Blurb: 3/5Although you've cooked up several paragraphs, your blurb is quite vague, failing to tell readers what your story is actually about. You don't even drop a hint about Anna and Denver crossing paths or suggest any themes of romance. I mean, that is the genre of your book, right?
Creativity/Originality: 5/5
In my opinion, one of the most creative aspects of your book is the interesting system by which the college divides its students, grouping them according to their personality types.
Plot/Flow: 9/10
In Chapter 6, you basically rewrote everything that occurred in the two chapters before it—but from a different perspective. Hence, the only new information readers were acquainted with is that Isa is impressively observant. That's it. So, I personally believe that Chapter 6 is rather unnecessary, only serving as a speedbump. You could've simply picked up where you left off in the previous chapter with Isa's POV instead of revisiting what already happened.
Characters: 9/10
I highly recommend that you introduce a character's disposition more naturally—as opposed to tossing their personality type into brackets. I'm not saying that you're not allowed to mention that Jonah (for example) possesses ESFJ qualities, but try to practice the art of smoothly bleeding those traits into the way he speaks, thinks or behaves.

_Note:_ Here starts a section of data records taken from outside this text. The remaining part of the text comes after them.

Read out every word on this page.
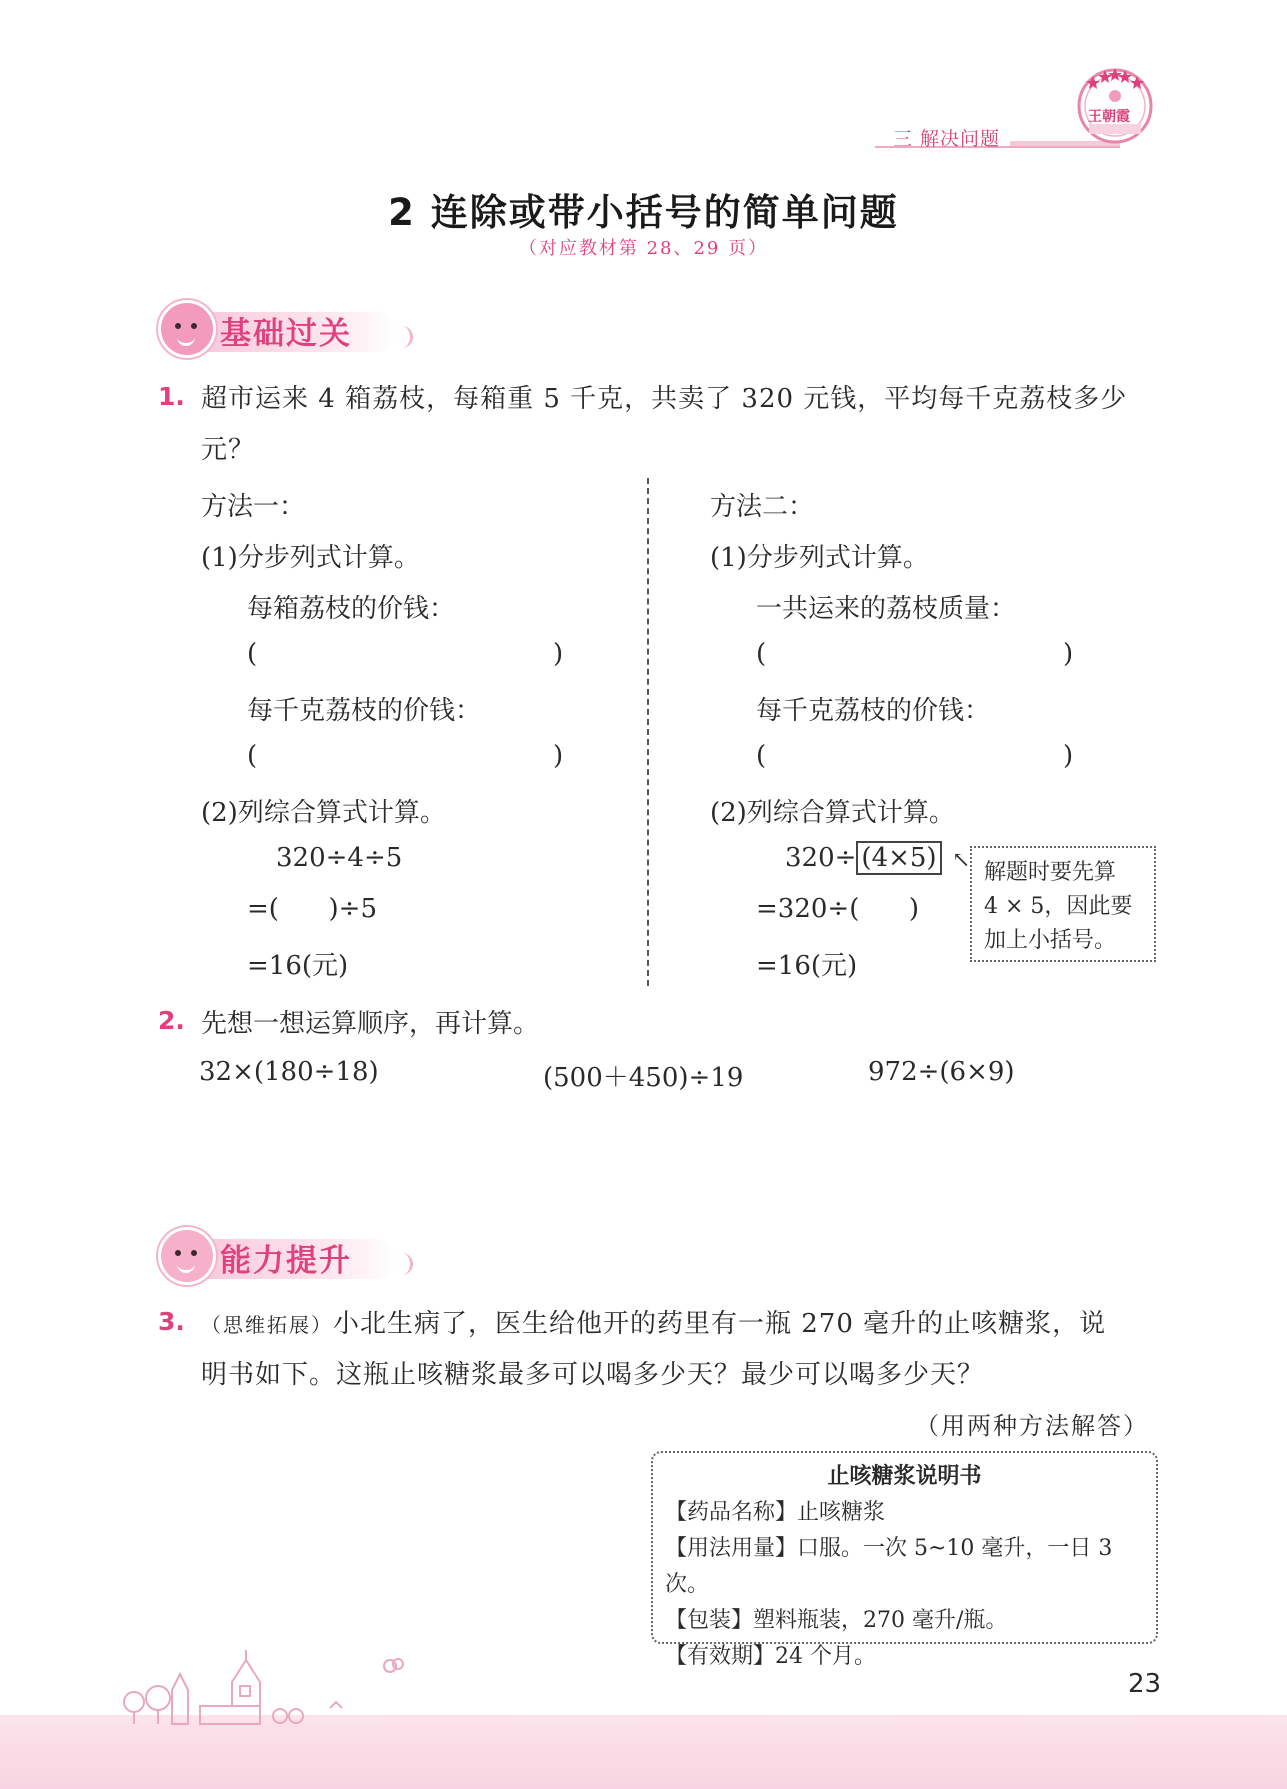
三 解决问题
王朝霞
2 连除或带小括号的简单问题
（对应教材第 28、29 页）
基础过关
1. 超市运来 4 箱荔枝，每箱重 5 千克，共卖了 320 元钱，平均每千克荔枝多少
元？
方法一：
(1)分步列式计算。
每箱荔枝的价钱：
(	)
每千克荔枝的价钱：
(	)
(2)列综合算式计算。
320÷4÷5
=(      )÷5
=16(元)
方法二：
(1)分步列式计算。
一共运来的荔枝质量：
(	)
每千克荔枝的价钱：
(	)
(2)列综合算式计算。
320÷ (4×5)
=320÷(      )
=16(元)
↖ 解题时要先算
4 × 5，因此要
加上小括号。
2. 先想一想运算顺序，再计算。
32×(180÷18)	(500＋450)÷19	972÷(6×9)
能力提升
3. （思维拓展）小北生病了，医生给他开的药里有一瓶 270 毫升的止咳糖浆，说
明书如下。这瓶止咳糖浆最多可以喝多少天？最少可以喝多少天？
（用两种方法解答）
止咳糖浆说明书
【药品名称】止咳糖浆
【用法用量】口服。一次 5~10 毫升，一日 3 次。
【包装】塑料瓶装，270 毫升/瓶。
【有效期】24 个月。
23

Nonetheless, you have undoubtedly conducted thorough research on each of the 16 personalities, which greatly plays in your favor as a certain character could appeal to a reader due to their shared attributes, effectively maximizing relatability.
I find the dialogue between your characters to be hilarious. Perhaps in another life, you're meant to be a comedian.
All in all, every one of your characters are extremely loveable.
Writing style/grammar: 7/10
Grammar-wise, I'd say your biggest issue is punctuation errors—please ensure that you insert all your commas in the correct place and remove those that don't belong in the sentence. Other mistakes include missing hyphens or words and incorrect capitalization. As an unspoken rule, provide each speaker with their own paragraph; do not, for instance, place Denver's dialogue in the same paragraph that also contains Anna's dialogue.
As for your narration, I actually like it. Although I tried to find fault in the way you told the story (that is my job, unfortunately), I didn't come across anything that wrinkled my nose.
Genre relevance: 5/5
So far, your story effortlessly reflects the romantic YA genre.
Reading enjoyment: 8/10
I truly love this narrative and I would've continued reading if it weren't for my other priorities. However, when my schedule is all cleared up, I'll dive right back into the pages!
Overall thoughts and extra comments: 55/65
I've mentioned all the flaws throughout the first 10 chapters of your book in both this review and the comments I had posted, so I hope I've been of admirable assistance. Take care.